ERUPT: An Open Toolkit for Interfacing with Robot Motion Planners in Extended Reality
Isaac Ngui, Courtney McBeth, André Santos, Grace He, Katherine J. Mimnaugh, James D. Motes, Luciano Soares, Marco Morales, Nancy M. Amato
TL;DR
This paper addresses the challenge of effectively planning robot motions in real-world, dynamic environments by enabling immersive interaction in extended reality. It introduces ERUPT, an open-source XR toolkit built on Unity/OpenXR and ROS2 that interfaces with MoveIt to create, modify, and visualize planning scenes and trajectories in 3D, while allowing execution of plans on physical robots. The key contributions include an XR interface for object and robot manipulation, a planning-dashboard workflow for MoveIt, and ROS2-based synchronization of planning scenes between XR and the planner, demonstrated in simulation and on real robots. The approach enhances spatial understanding, safety, and rapid prototyping of robot behaviors in shared spaces, with broad potential to accelerate robotics development and deployment.
Abstract
We propose the Extended Reality Universal Planning Toolkit (ERUPT), an extended reality (XR) system for interactive motion planning. Our system allows users to create and dynamically reconfigure environments while they plan robot paths. In immersive three-dimensional XR environments, users gain a greater spatial understanding. XR also unlocks a broader range of natural interaction capabilities, allowing users to grab and adjust objects in the environment similarly to the real world, rather than using a mouse and keyboard with the scene projected onto a two-dimensional computer screen.

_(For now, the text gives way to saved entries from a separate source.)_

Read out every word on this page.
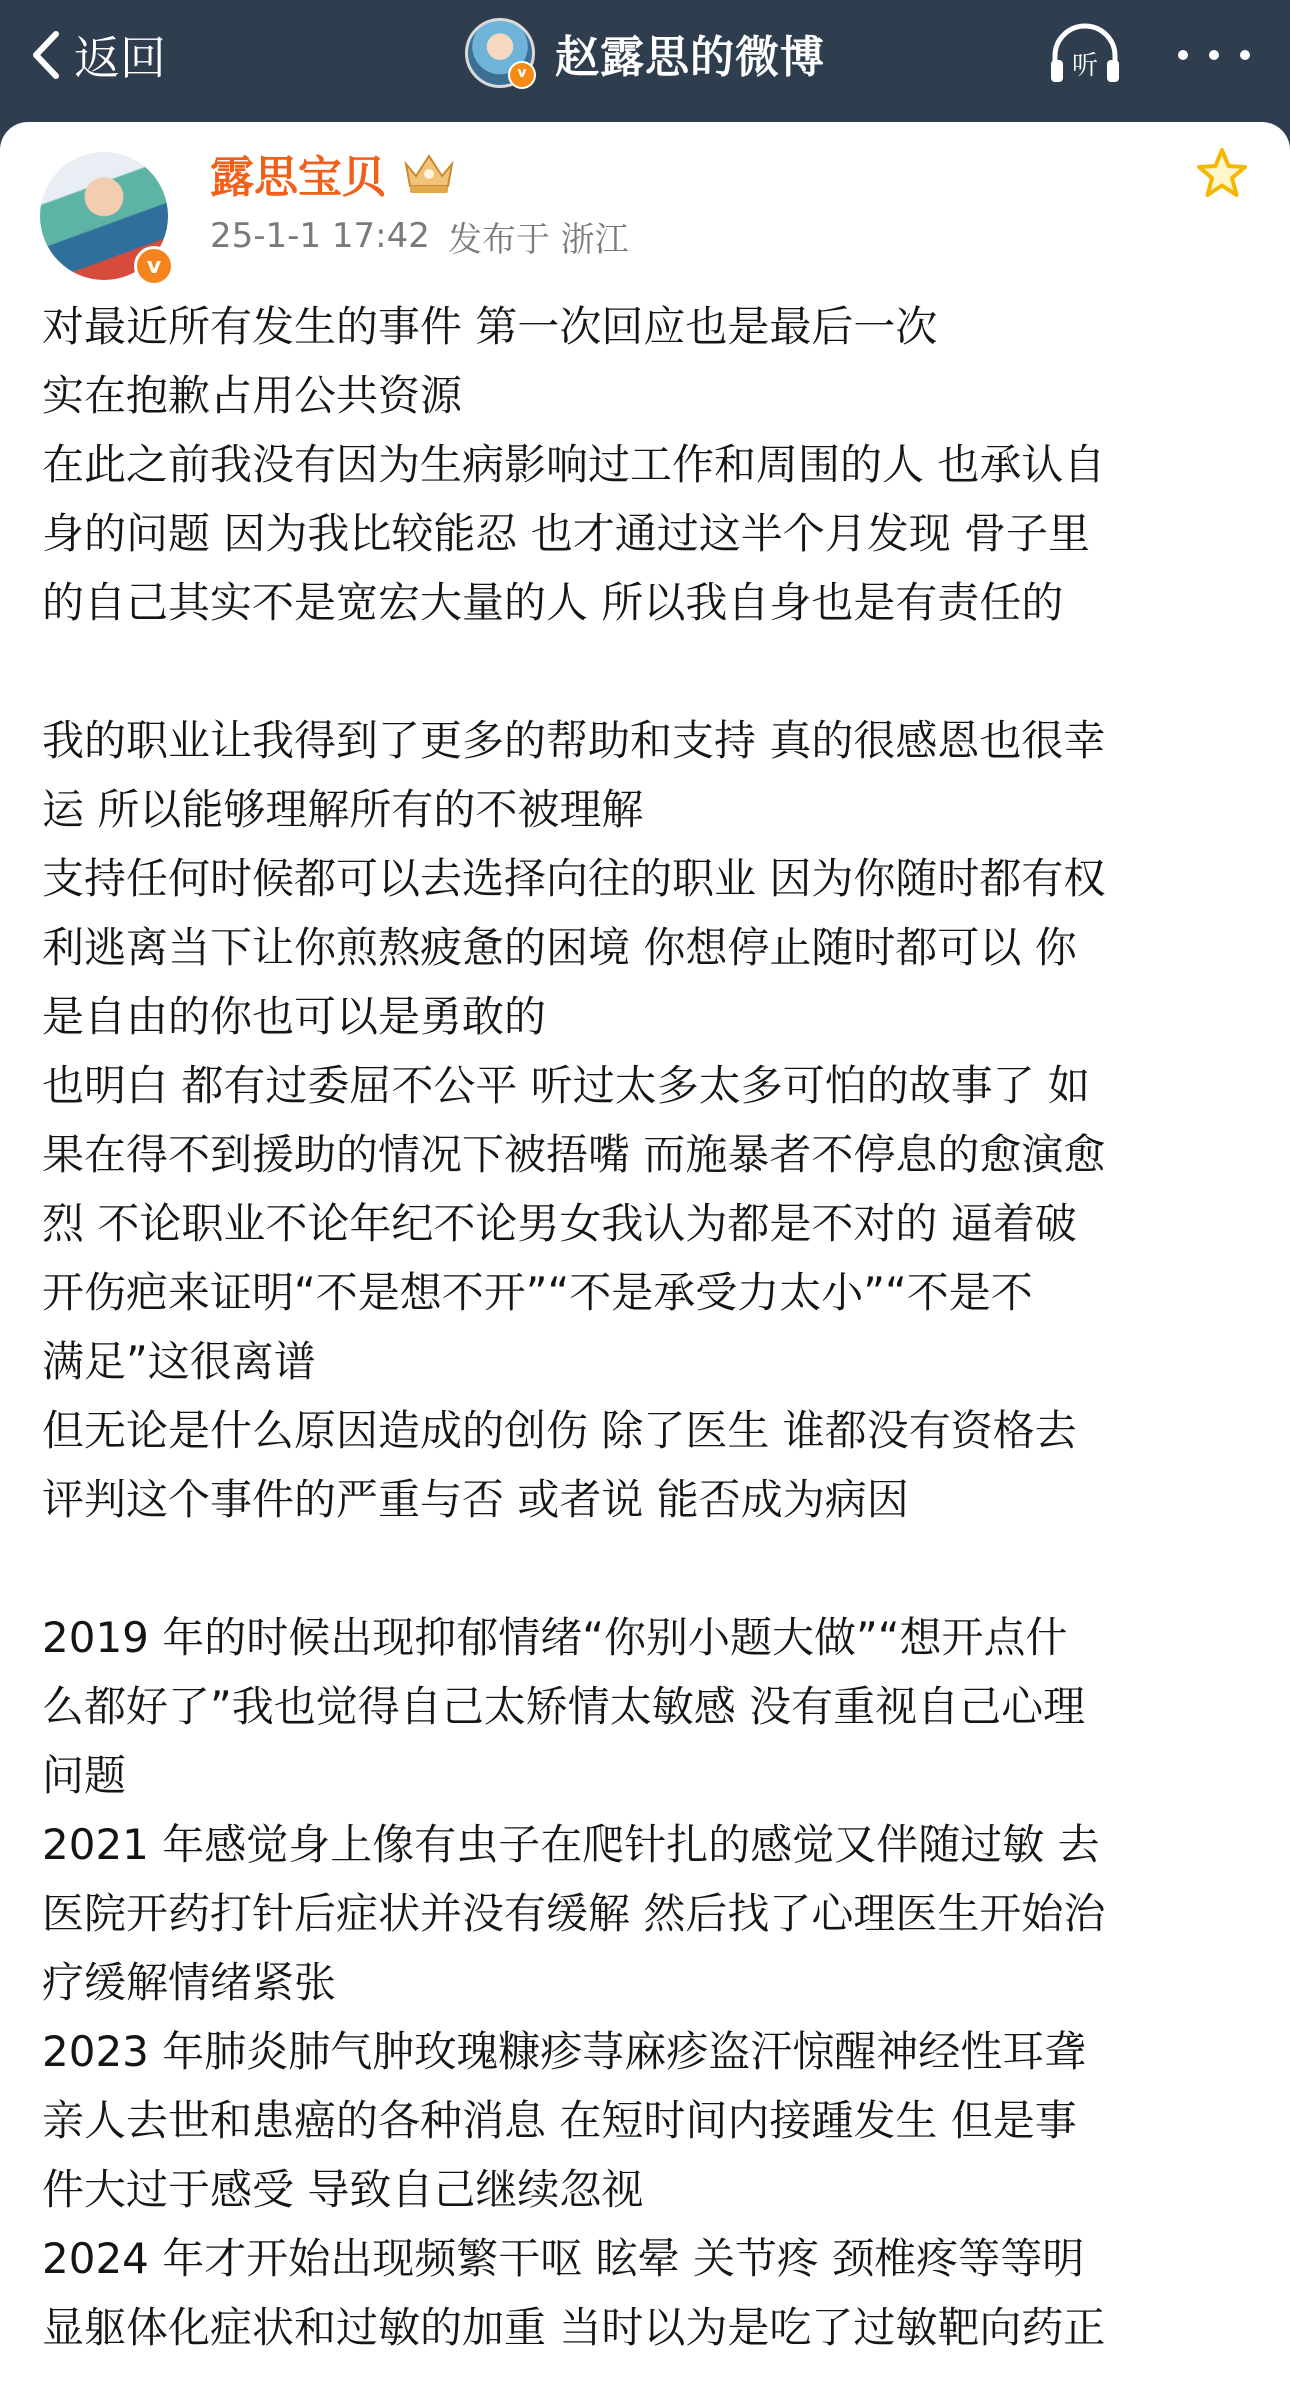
返回	v 赵露思的微博	听
v
露思宝贝
25-1-1 17:42 发布于 浙江

对最近所有发生的事件 第一次回应也是最后一次

实在抱歉占用公共资源

在此之前我没有因为生病影响过工作和周围的人 也承认自

身的问题 因为我比较能忍 也才通过这半个月发现 骨子里

的自己其实不是宽宏大量的人 所以我自身也是有责任的

我的职业让我得到了更多的帮助和支持 真的很感恩也很幸

运 所以能够理解所有的不被理解

支持任何时候都可以去选择向往的职业 因为你随时都有权

利逃离当下让你煎熬疲惫的困境 你想停止随时都可以 你

是自由的你也可以是勇敢的

也明白 都有过委屈不公平 听过太多太多可怕的故事了 如

果在得不到援助的情况下被捂嘴 而施暴者不停息的愈演愈

烈 不论职业不论年纪不论男女我认为都是不对的 逼着破

开伤疤来证明“不是想不开”“不是承受力太小”“不是不

满足”这很离谱

但无论是什么原因造成的创伤 除了医生 谁都没有资格去

评判这个事件的严重与否 或者说 能否成为病因

2019 年的时候出现抑郁情绪“你别小题大做”“想开点什

么都好了”我也觉得自己太矫情太敏感 没有重视自己心理

问题

2021 年感觉身上像有虫子在爬针扎的感觉又伴随过敏 去

医院开药打针后症状并没有缓解 然后找了心理医生开始治

疗缓解情绪紧张

2023 年肺炎肺气肿玫瑰糠疹荨麻疹盗汗惊醒神经性耳聋

亲人去世和患癌的各种消息 在短时间内接踵发生 但是事

件大过于感受 导致自己继续忽视

2024 年才开始出现频繁干呕 眩晕 关节疼 颈椎疼等等明

显躯体化症状和过敏的加重 当时以为是吃了过敏靶向药正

Our system integrates with MoveIt, a manipulation planning framework, allowing users to send motion planning requests and visualize the resulting robot paths in virtual or augmented reality. We provide a broad range of interaction modalities, allowing users to modify objects in the environment and interact with a virtual robot. Our system allows operators to visualize robot motions, ensuring desired behavior as it moves throughout the environment, without risk of collisions within a virtual space, and to then deploy planned paths on physical robots in the real world.